Genozen commented 4 months ago

Just right off the bat, all your matrices are identity.... which they should not after performing the Kalibr steps correctly. Maybe double-check again?

anishgollakota commented 4 months ago

Not all of them, I assumed that there is no rotation and this can be further calibrated online. I adjusted my new kalibr_imucam_chain.yaml file: ` %YAML:1.0

cam0: T_imu_cam: #rotation from camera to IMU R_CtoI, position of camera in IMU p_CinI

My Scenario: I have a drone that must travel at fast speeds. The drone has an IMU pointing forward and a camera pointing downwards looking at the ground.
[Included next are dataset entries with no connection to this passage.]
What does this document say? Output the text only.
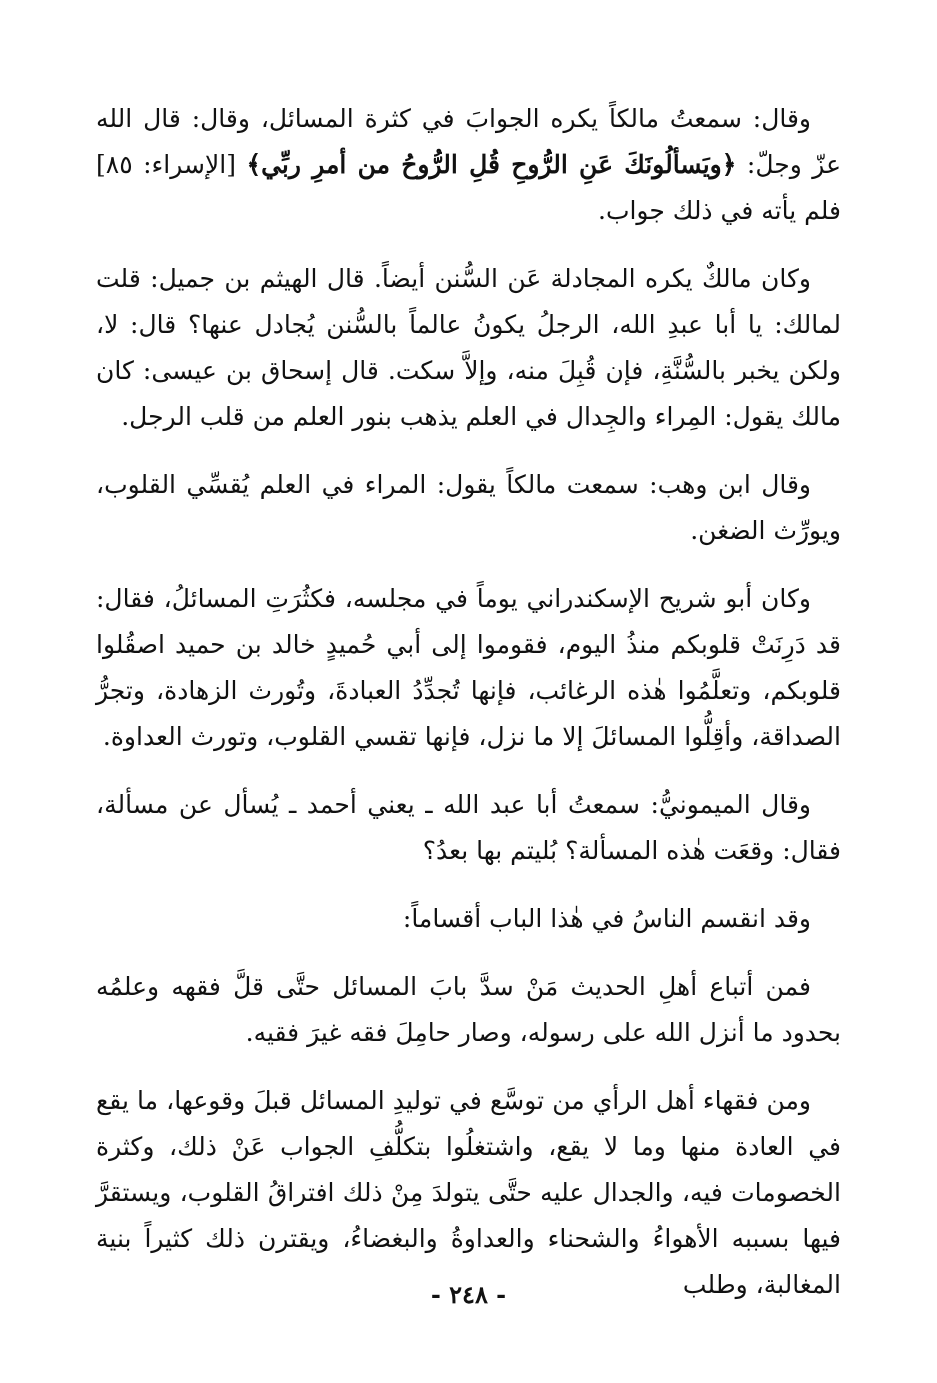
وقال: سمعتُ مالكاً يكره الجوابَ في كثرة المسائل، وقال: قال الله عزّ وجلّ: ﴿ويَسألُونَكَ عَنِ الرُّوحِ قُلِ الرُّوحُ من أمرِ ربِّي﴾ [الإسراء: ٨٥] فلم يأته في ذلك جواب.

وكان مالكٌ يكره المجادلة عَن السُّنن أيضاً. قال الهيثم بن جميل: قلت لمالك: يا أبا عبدِ الله، الرجلُ يكونُ عالماً بالسُّنن يُجادل عنها؟ قال: لا، ولكن يخبر بالسُّنَّةِ، فإن قُبِلَ منه، وإلاَّ سكت. قال إسحاق بن عيسى: كان مالك يقول: المِراء والجِدال في العلم يذهب بنور العلم من قلب الرجل.

وقال ابن وهب: سمعت مالكاً يقول: المراء في العلم يُقسِّي القلوب، ويورِّث الضغن.

وكان أبو شريح الإسكندراني يوماً في مجلسه، فكثُرَتِ المسائلُ، فقال: قد دَرِنَتْ قلوبكم منذُ اليوم، فقوموا إلى أبي حُميدٍ خالد بن حميد اصقُلوا قلوبكم، وتعلَّمُوا هٰذه الرغائب، فإنها تُجدِّدُ العبادةَ، وتُورث الزهادة، وتجرُّ الصداقة، وأقِلُّوا المسائلَ إلا ما نزل، فإنها تقسي القلوب، وتورث العداوة.

وقال الميمونيُّ: سمعتُ أبا عبد الله ـ يعني أحمد ـ يُسأل عن مسألة، فقال: وقعَت هٰذه المسألة؟ بُليتم بها بعدُ؟

وقد انقسم الناسُ في هٰذا الباب أقساماً:

فمن أتباع أهلِ الحديث مَنْ سدَّ بابَ المسائل حتَّى قلَّ فقهه وعلمُه بحدود ما أنزل الله على رسوله، وصار حامِلَ فقه غيرَ فقيه.

ومن فقهاء أهل الرأي من توسَّع في توليدِ المسائل قبلَ وقوعها، ما يقع في العادة منها وما لا يقع، واشتغلُوا بتكلُّفِ الجواب عَنْ ذلك، وكثرة الخصومات فيه، والجدال عليه حتَّى يتولدَ مِنْ ذلك افتراقُ القلوب، ويستقرَّ فيها بسببه الأهواءُ والشحناء والعداوةُ والبغضاءُ، ويقترن ذلك كثيراً بنية المغالبة، وطلب

- ٢٤٨ -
goldbattle commented 4 months ago

It isn't clear to me how you are getting IMU information (angular velocity and linear accelerations). A reasonable calibration is needed for both the extrinsics, and intrinsics of both sensors (inertial and camera). There is a whole guide on how to do this here: https://docs.openvins.com/gs-calibration.html

Additionally, you need good timestamps for both sensors, from what I have seen of PX4, it isn't clear how you get the camera and IMU in the same clock frame.

If you are able to perform calibration of the camera + IMU pair, then you should expect to do state estimation, but if you are unable to do this then it isn't expected to be able to run VIO / SLAM on the sensors you have. I would try using Kalibr to do calibration first and go from there.